コーンドリブルはスピードドリブラーを強制的に殺してしまいます
私の息子達はスピードドリブラーです、ジュニア時代にそれを知っていた、あるパパコーチは『ぶつかってもいいからスピード落とすな!』と言って息子達にコーンドリブルをやらせてました。ぶつかっても危なく無い小さいコーンやマーカーを使って。
息子達はスピードに乗ってほぼ全部のマーカーをなぎ倒して行きます。それでも『止まらずドンドン行って』とい言いながらマーカーを直してくれるそのパパコーチ。その人がいなければ今の2人はいなかったと思います。
2.相手をみて抜けなくなる
ドリブルで相手を抜くためには『相手を抜けば良い』
凄く当たり前のことですが、意外と理解していない指導者が多いです
ドリブルが上手くなるためには何をしたら良いですかと聞くと
ボールタッチで足元の技術を磨くとかフェイントや抜き技の動画を見せたりとかそんな回答が返ってきませんか?
『相手を見る』それが一番大事だと思います
コーンドリブルは『相手を見る』ことを選手に省かせてしまいます
コーンの前ではダブルタッチやルーレットを繰り出し華麗にコーンを置き去りにしていきます。それと同じことを試合でも選手はやってしまいます。
相手がどっちをケアしているのか、相手の身体がどっちを向いているのか、そんなのお構い無しに自分の得意な『必殺技』を繰り出します。
キックフェイントで相手が避ければ、真っ直ぐドリブルしたって抜けます。

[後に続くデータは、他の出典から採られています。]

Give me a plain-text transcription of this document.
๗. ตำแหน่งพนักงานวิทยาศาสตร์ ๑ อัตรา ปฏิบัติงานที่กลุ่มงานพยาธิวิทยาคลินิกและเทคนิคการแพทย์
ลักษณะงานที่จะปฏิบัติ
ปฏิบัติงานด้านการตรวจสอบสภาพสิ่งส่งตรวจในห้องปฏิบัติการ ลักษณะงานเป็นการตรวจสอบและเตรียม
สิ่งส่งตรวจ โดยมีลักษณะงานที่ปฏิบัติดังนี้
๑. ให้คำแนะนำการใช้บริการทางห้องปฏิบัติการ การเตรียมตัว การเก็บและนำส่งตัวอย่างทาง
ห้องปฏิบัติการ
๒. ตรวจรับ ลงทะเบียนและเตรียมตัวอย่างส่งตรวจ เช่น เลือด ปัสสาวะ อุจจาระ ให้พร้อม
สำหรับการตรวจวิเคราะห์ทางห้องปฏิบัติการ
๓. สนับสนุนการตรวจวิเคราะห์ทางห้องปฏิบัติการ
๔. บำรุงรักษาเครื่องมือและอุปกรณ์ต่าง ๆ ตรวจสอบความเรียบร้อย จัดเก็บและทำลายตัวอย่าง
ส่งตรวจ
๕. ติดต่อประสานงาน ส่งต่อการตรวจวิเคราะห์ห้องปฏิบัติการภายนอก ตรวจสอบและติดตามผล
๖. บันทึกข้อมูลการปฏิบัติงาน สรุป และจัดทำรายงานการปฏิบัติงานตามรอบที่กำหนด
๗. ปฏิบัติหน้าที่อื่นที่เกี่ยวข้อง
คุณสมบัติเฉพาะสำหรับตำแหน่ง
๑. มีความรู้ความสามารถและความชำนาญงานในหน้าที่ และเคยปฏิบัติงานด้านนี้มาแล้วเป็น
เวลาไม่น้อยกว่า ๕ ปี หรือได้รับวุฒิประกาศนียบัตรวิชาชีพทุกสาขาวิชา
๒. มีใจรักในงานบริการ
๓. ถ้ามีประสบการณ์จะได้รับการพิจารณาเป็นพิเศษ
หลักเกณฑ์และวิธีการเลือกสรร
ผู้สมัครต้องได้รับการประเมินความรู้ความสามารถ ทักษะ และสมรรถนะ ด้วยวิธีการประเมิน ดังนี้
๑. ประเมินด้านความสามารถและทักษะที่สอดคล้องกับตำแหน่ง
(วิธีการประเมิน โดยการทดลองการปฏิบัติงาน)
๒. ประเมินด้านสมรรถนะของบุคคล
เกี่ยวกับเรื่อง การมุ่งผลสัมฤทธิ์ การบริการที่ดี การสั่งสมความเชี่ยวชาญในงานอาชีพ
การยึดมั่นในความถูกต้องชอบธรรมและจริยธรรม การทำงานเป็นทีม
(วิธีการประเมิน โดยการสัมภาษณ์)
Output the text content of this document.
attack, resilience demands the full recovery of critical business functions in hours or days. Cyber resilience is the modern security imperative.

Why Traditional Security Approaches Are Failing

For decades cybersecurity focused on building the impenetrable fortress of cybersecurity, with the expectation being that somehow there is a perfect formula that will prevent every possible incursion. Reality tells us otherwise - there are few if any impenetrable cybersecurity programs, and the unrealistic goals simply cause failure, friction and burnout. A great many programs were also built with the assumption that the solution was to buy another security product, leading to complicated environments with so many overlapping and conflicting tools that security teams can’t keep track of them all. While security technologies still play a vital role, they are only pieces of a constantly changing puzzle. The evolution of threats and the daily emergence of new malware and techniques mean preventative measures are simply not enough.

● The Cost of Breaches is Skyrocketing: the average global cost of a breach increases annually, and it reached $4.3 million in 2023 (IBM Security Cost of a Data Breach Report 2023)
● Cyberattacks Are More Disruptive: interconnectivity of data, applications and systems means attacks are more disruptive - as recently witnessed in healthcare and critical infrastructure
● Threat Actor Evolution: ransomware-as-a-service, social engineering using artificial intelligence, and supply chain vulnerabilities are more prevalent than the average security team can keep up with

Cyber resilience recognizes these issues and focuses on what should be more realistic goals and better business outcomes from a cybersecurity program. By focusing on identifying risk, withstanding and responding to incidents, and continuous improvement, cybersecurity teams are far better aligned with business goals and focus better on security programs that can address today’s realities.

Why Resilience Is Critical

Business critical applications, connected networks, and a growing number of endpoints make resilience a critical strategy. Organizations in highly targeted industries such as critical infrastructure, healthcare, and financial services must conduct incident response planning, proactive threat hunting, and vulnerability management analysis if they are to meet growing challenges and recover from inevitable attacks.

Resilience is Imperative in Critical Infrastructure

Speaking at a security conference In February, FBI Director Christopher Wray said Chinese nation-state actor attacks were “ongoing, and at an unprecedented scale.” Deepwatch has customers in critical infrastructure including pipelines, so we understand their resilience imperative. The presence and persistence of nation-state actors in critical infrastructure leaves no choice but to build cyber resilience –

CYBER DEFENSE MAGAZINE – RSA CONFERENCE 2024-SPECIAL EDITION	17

それなのに必死に練習したネイマールばりのエラシコを繰り出しあえなく止められ、次は抜けるようにドリブルテクニック動画をyoutube で見てコーン相手にまた練習を繰り返します
そして、必殺技が失敗しないよう足元ばかり見るようなドリブルが完成してしまいます
そんな時間があれば友達や親と1対1やってください
3.ドリブルの個性が殺される
背が小さい子も大きい子も同じ間隔で並んだコーンを同じタッチ数で抜いていきます。
体格やボールの触り方は十人十色なのに、そのコーンを最短で抜ける正解は一つしかない。それを強制するのがコーンドリブルです。
中には『次はアウトサイドだけ、次はインサイドだけ、次は左足だけ』とかやってませんか?
回答はさらに絞られ個性は死んでいきます。
ドリブラーは小柄な子が多い気がしませんか?
コーンドリブルやってて体の大きい子は良く失敗するように思いませんか。
当たり前です、大人が同じようにやってみてください。コーンの間隔を広げたくなりますよ。
次男がJ下部に入り最初の練習で驚いたこと。J下部の選手達はボール持ったら常にドリブルします。これ、気付かない人が多いと思いますが気をつけてみてください。全国クラスの強豪チームはボール持ったら同じようにドリブルしてボールを止めません。抜くドリブルじゃなくボールを動かす、前に運ぶドリブルです。
中堅クラブチームではボールを持つと止まります。一旦止まってパス?ドリブル?クリア?と考えます。ある程度上に行くとドリブルは相手を抜くものでなく、試合中常に必要なもので自然に出来ないといけなくなります。
移動するときは相手を抜く必要はなく、いきたい場所に適切なスピードで動けるドリブルが必要になります。